Alors que le secteur de l’hôtellerie et de la restauration est le plus touché par la crise du coronavirus, le ministre de l’Économie, Bruno Le Maire, a demandé aux bailleurs d’annuler les loyers du mois de novembre en échange d’un crédit d’impôts de 50%. L’appel du ministre a-t-il été entendu ? Europe 1 vous révèle les résultats d’une enquête exclusive du Groupement national des indépendants (GNI) de l’hôtellerie et de la restauration*.

Et ils sont bien peu nombreux, semble-t-il, à avoir joué le jeu. 25% seulement des patrons de bars, restaurants, hôtels ou encore discothèque disent avoir obtenu gain de cause auprès de leur bailleur, soit un sur quatre. Près de 7% des personnes qui ont répondu au sondage indiquent être toujours en négociation avec leur propriétaire. Et la majorité, 57%, assurent avoir essuyé un refus. Pour les 11% restants, les bailleurs leur ont indiqué ne pas avoir connaissance du dispositif.

Un fonds de solidarité qui ne suffit pas toujours à couvrir les sommes dues

Pourtant le crédit d’impôt proposé par le gouvernement permet aux propriétaires de récupérer la moitié des sommes auxquels ils renoncent.

Marie Tournier, qui gère un hôtel de 30 chambres à Saint-Germain-des-Prés à Paris, espérait ainsi un geste de son propriétaire à qui elle a écrit immédiatement après l’annonce du ministre de l’Économie.
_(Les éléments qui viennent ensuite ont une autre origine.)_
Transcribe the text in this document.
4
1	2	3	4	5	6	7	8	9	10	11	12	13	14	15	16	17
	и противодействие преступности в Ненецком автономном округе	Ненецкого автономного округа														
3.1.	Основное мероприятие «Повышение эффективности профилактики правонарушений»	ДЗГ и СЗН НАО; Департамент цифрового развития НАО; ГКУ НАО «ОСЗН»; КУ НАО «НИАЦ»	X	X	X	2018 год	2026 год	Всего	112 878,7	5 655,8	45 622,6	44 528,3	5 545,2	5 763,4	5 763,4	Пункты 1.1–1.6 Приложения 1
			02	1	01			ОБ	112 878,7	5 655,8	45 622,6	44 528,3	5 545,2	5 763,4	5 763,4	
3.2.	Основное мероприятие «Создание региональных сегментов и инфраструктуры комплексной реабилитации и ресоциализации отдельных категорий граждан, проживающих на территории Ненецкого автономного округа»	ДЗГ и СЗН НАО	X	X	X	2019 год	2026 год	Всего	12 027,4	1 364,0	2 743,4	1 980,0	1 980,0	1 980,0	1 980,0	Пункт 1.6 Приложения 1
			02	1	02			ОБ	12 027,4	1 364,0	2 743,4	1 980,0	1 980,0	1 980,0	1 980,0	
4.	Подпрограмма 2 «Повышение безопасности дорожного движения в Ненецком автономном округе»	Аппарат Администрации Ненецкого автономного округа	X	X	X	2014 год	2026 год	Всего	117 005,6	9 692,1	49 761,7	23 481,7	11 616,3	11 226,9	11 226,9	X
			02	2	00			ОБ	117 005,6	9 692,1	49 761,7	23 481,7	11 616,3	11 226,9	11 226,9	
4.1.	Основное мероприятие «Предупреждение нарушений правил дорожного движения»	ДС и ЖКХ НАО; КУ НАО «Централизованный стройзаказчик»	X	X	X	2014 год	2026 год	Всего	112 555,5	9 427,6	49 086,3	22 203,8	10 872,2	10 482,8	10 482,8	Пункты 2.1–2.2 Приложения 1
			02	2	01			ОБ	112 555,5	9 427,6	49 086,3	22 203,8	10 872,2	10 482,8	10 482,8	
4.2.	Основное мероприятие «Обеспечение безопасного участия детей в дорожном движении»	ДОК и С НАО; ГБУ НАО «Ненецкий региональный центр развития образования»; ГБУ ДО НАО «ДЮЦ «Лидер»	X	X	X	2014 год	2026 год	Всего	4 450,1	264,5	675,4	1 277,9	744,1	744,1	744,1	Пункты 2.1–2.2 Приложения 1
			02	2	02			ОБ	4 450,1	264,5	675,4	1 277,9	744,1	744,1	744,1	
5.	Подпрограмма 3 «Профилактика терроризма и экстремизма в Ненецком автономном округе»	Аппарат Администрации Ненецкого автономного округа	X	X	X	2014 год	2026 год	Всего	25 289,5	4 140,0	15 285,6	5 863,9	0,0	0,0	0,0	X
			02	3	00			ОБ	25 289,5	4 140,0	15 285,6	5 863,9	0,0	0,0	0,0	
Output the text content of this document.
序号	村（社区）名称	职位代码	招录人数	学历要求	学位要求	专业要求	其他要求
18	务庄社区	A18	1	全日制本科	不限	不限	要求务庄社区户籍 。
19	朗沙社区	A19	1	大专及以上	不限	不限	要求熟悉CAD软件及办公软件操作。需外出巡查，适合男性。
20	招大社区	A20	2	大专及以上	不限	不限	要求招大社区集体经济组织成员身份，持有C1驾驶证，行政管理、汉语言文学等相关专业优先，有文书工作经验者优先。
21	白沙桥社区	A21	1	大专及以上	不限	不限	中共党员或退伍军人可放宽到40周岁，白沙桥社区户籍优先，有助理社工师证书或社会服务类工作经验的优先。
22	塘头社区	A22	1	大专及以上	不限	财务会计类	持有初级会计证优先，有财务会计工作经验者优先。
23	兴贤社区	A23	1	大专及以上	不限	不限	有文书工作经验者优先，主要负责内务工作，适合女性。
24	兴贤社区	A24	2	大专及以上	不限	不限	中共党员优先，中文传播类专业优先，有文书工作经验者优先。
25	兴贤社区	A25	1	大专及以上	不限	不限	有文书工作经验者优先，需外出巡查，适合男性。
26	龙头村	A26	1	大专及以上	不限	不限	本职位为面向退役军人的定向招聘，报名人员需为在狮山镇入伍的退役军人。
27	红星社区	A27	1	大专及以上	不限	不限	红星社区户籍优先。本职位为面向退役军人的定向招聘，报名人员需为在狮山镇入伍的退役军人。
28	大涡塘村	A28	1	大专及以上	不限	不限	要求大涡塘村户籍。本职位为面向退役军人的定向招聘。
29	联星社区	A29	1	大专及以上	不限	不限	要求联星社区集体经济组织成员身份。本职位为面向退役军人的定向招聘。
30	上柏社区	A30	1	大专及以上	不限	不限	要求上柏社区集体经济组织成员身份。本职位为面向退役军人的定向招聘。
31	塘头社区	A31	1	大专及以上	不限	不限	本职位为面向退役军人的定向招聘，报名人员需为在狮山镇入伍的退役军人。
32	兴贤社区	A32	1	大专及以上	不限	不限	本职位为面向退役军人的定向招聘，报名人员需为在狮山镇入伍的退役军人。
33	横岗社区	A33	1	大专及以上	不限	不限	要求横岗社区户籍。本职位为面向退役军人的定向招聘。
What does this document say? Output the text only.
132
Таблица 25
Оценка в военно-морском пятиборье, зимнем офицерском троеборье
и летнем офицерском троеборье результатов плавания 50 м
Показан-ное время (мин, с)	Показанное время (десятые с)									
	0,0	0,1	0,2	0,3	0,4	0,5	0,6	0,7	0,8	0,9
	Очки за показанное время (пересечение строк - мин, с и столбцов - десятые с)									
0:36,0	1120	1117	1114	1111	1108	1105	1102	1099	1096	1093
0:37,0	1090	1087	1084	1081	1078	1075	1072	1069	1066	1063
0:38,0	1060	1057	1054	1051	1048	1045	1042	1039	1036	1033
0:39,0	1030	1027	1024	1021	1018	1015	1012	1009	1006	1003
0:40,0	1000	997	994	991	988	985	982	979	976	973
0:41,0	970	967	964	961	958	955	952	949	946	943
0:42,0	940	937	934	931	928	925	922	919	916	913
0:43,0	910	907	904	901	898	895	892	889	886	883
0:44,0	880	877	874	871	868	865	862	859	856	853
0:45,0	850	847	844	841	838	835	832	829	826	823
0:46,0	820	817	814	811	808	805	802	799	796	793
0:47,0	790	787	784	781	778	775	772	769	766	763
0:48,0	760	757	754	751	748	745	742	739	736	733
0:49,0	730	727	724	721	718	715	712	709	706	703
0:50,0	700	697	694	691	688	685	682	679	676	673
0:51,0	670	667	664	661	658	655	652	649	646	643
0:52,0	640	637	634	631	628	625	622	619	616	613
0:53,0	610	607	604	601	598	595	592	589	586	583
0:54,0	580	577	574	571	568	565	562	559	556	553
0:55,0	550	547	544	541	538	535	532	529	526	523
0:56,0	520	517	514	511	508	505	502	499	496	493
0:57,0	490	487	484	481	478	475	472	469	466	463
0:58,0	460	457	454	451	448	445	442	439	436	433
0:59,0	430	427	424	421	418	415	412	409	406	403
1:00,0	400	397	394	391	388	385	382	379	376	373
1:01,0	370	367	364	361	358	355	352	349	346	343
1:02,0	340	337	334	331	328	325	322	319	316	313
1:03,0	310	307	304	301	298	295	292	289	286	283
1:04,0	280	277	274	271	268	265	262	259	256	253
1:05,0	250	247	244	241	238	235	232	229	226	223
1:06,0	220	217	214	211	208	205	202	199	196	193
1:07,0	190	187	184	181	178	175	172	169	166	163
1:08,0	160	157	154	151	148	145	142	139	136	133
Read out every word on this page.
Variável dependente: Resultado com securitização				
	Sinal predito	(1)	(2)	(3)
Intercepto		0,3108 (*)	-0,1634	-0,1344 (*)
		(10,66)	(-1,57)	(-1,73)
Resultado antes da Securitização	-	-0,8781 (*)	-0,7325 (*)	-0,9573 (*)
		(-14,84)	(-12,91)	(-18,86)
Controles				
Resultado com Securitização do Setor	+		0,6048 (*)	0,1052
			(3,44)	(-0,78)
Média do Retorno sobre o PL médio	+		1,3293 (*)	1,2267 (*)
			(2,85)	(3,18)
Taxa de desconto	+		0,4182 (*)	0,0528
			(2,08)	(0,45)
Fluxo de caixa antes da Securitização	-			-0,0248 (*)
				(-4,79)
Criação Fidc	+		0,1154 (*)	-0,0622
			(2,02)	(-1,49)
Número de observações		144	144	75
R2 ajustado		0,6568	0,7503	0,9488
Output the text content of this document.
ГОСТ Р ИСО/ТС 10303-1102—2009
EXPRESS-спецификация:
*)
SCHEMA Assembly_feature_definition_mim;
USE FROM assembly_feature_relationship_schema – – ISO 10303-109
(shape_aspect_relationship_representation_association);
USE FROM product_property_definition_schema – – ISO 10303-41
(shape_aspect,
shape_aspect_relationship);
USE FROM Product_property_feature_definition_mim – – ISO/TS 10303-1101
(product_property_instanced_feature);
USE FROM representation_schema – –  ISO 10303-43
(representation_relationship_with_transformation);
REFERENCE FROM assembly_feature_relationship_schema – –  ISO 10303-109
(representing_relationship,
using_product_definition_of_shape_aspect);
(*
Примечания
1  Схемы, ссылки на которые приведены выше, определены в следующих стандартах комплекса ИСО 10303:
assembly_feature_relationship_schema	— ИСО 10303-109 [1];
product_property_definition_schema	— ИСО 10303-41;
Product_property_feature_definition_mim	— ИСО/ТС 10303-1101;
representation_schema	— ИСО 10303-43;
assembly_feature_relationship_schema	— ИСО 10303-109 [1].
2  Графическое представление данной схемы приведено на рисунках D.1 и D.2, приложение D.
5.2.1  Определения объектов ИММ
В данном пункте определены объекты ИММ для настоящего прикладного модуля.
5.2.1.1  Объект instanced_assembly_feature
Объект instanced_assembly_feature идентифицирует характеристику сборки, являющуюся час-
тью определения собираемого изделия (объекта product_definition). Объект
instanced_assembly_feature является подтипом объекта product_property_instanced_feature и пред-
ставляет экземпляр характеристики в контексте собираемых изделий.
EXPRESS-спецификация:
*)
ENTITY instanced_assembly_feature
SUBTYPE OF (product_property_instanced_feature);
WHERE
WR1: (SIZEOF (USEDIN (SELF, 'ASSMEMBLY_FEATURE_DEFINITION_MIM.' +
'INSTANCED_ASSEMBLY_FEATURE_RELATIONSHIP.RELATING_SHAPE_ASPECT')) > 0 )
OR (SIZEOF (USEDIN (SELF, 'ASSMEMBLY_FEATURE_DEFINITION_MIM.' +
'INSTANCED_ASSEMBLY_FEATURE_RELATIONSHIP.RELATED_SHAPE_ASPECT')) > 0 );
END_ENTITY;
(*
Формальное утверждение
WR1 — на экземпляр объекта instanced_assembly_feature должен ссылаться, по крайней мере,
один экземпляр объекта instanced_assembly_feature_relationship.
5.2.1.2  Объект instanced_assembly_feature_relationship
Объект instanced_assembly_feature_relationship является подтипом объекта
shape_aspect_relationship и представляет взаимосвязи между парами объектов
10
Faute de clients, elle n’a ouvert que deux mois cet été et doit payer 20.000 euros de loyer par mois : “Je viens de recevoir la lettre du bailleur avec un état des lieux des sommes dues, sans remise, sans réduction. C’est catastrophique. Comment, avec zéro recette, je peux honorer un loyer de 20.000 euros ?”, s’alarme-t-elle auprès d’Europe 1.

Si elle a bien bénéficié du fonds de solidarité de 10.000 euros au mois d’octobre, elle doit faire face à une dette qui s’élève aujourd’hui à 100.000 euros.

* Enquête réalisée sur près de 1.000 professionnels.